腾讯笔经面经(微信事业群)
文章目录
- 算法题
- 1、题目1
- 2、题目2
- 3、题目三
- 技术面试
- 疑问解答
微信事业群
时间:2019/9/10 11:00 ~ 13:30
算法题
1、题目1
对于一棵满二叉排序树深度为K,节点数为 2^K - 1 ;节点值为 1至 (2^K-1)。
给出K和任意三个节点的值,输出包含该三个节点的最小子树的根节点值
样例输入:4 10 15 13
样例输出:12
我的代码实现:
package NormalTest;
import java.util.Scanner;
public class Main1 {
public static void main(String[] args) {
Scanner in = new Scanner(System.in);
while (in.hasNextInt()) {
String dataStr = in.nextLine();
String[] strs = dataStr.split(" ");
int dep = Integer.parseInt(strs[0]);
int[] array = new int[dep-1];
for (int i = 0; i < dep-1; i++) {
array[i] = Integer.parseInt(strs[i+1]);
}
System.out.println(get(dep, array));
}
}
private static int get (int dep, int[] array) {
int cur = (int)Math.pow(2,dep-1);
int result = 0;
for (int i = dep-1; i > 0; i--) {
if (array[0] > cur && array[1] > cur && array[2] > cur)
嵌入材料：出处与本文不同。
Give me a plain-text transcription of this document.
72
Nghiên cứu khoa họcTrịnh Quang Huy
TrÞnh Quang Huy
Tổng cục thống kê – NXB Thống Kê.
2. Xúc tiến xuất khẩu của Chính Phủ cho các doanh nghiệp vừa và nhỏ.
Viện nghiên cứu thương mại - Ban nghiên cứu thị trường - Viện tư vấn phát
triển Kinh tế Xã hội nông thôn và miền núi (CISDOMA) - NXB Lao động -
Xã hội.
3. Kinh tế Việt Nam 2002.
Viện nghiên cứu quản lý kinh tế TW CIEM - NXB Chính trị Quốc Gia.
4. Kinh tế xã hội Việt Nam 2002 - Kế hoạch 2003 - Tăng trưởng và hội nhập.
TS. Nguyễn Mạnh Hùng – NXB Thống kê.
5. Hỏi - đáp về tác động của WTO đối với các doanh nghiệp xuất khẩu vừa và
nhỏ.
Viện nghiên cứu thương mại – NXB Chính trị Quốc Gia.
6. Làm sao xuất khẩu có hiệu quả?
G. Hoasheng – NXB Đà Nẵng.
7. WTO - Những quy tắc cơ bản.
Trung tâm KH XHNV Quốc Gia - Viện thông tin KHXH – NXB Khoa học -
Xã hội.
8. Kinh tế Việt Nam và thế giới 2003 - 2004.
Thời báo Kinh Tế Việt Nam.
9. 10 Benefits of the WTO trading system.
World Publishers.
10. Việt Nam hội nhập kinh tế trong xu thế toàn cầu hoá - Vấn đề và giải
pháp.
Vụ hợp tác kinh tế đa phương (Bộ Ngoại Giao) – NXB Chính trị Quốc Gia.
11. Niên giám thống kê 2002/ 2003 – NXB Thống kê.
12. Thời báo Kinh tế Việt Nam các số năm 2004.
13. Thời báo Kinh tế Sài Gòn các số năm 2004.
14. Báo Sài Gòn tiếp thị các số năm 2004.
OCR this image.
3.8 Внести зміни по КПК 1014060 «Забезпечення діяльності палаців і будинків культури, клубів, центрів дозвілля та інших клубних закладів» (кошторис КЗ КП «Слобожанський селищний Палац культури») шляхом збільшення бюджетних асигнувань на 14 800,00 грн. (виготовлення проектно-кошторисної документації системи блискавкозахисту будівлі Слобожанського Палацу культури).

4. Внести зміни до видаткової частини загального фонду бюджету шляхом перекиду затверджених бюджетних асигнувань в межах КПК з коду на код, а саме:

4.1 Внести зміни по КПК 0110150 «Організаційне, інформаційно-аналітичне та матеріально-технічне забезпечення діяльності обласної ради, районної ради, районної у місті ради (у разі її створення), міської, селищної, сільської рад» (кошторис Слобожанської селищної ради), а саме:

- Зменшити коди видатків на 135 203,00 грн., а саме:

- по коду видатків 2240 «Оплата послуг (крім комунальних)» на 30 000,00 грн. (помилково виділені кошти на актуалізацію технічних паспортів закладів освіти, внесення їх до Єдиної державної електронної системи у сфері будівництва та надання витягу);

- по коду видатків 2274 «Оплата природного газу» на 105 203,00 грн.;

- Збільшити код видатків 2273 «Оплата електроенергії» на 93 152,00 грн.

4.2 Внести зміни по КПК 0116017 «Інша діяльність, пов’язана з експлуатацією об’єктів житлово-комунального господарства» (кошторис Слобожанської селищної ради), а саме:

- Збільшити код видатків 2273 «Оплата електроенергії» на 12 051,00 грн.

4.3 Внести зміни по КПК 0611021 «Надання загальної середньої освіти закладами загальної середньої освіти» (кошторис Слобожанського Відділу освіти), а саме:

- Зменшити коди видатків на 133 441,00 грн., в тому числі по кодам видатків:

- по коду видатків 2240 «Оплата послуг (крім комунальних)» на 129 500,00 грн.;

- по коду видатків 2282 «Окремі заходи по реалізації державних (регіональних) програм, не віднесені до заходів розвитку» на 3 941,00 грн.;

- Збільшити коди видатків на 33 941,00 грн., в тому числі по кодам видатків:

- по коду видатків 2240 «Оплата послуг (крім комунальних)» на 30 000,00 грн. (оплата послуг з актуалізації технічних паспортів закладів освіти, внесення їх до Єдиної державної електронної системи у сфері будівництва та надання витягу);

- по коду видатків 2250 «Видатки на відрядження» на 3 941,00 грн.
cur = cur + (int)Math.pow(2, i-1);
else if (array[0] < cur && array[1] < cur && array[2] < cur)
cur = cur - (int)Math.pow(2, i-1);
else
{
result = cur;
break;
}
}
return result;
}
}
2、题目2
回形矩阵是由1开始的自然数顺时针排列成的一个n*n矩阵,n为奇数.
1 2 3 4 5
16 17 18 19 6
15 24 25 20 7
14 23 22 21 8
13 12 11 10 9
要求打印出它的一个子矩阵(m*m),例如在n=5的矩阵里面以起始点 xy( 2,2 ) 打印m = 2的正方形,则输出:
17,18
24,25
进阶: 是否可以应对超大规模的情况,例如n > 10000000,m<100的场景
我的代码实现
package NormalTest;
import java.util.Scanner;
public class Main2 {
//private static int length = 0;
private static int value = 1;
//private static int[][] array = null;
private static Direction lastDirection = Direction.Right;
public static void main(String[] args) {
Scanner in = new Scanner(System.in);
while (in.hasNext()) {
String dataStr = in.nextLine();
String[] strs = dataStr.split(" ");
int length = Integer.parseInt(strs[0]);
int cow = Integer.parseInt(strs[1]);
int col = Integer.parseInt(strs[2]);
int[][] array = new int[length][length];
init(length, array);
print(array, length, cow, col);
}
}
private static enum Direction {
Right, Down, Left, Up;
}
public static void init(int length, int[][] array) {
int row = 0, col = 0;
for (int i = 0; i < length * length; i++) {
array[row][col] = value;
lastDirection = findDirection(row, col, length);
switch (lastDirection) {
case Right:
col++;
break;
case Down:
row++;
break;
case Left:
col--;
break;
case Up:
row--;
break;
default:
System.out.println("error");
}
value++;
}
}
private static Direction findDirection(int row, int col, int length) {
Direction direction = lastDirection;
switch (direction) {
case Right: {
if (row == 0 && col >= length-1)
direction=Direction.Down;
break;
}
case Down: {
if (row == length-1 && col >= length-1)
direction=Direction.Left;
break;
}
case Left: {
if (row == length-1&&col <= 0)
direction=Direction.Up;
break;
}
case Up: {
if (row == 1 && col <= 0)
direction=Direction.Right;
break;
}
}
return direction;
}
private static void print(int[][] arr, int length) {
for (int i = 0; i < length; i++) {
for (int j = 0; j < length; j++) {
System.out.printf(" %2d", arr[i][j]);
}
System.out.println();
}
}
private static void print(int[][] arr, int length, int cow, int col) {
for (int i = cow-1; i < length; i++) {
for (int j = col-1; j < length; j++) {
System.out.printf(" %2d", arr[i][j]);
}
System.out.println();
}
}
}
3、题目三
一个页面有两个广告位,现有四个广告需要展示,实现一个算法输出需要展示的两个广告
要求:
a.输出的两个广告不能相同;
b.多次调用输出的四个广告的概率为:1:2:3:4 (4个广告用整形1-4来表示)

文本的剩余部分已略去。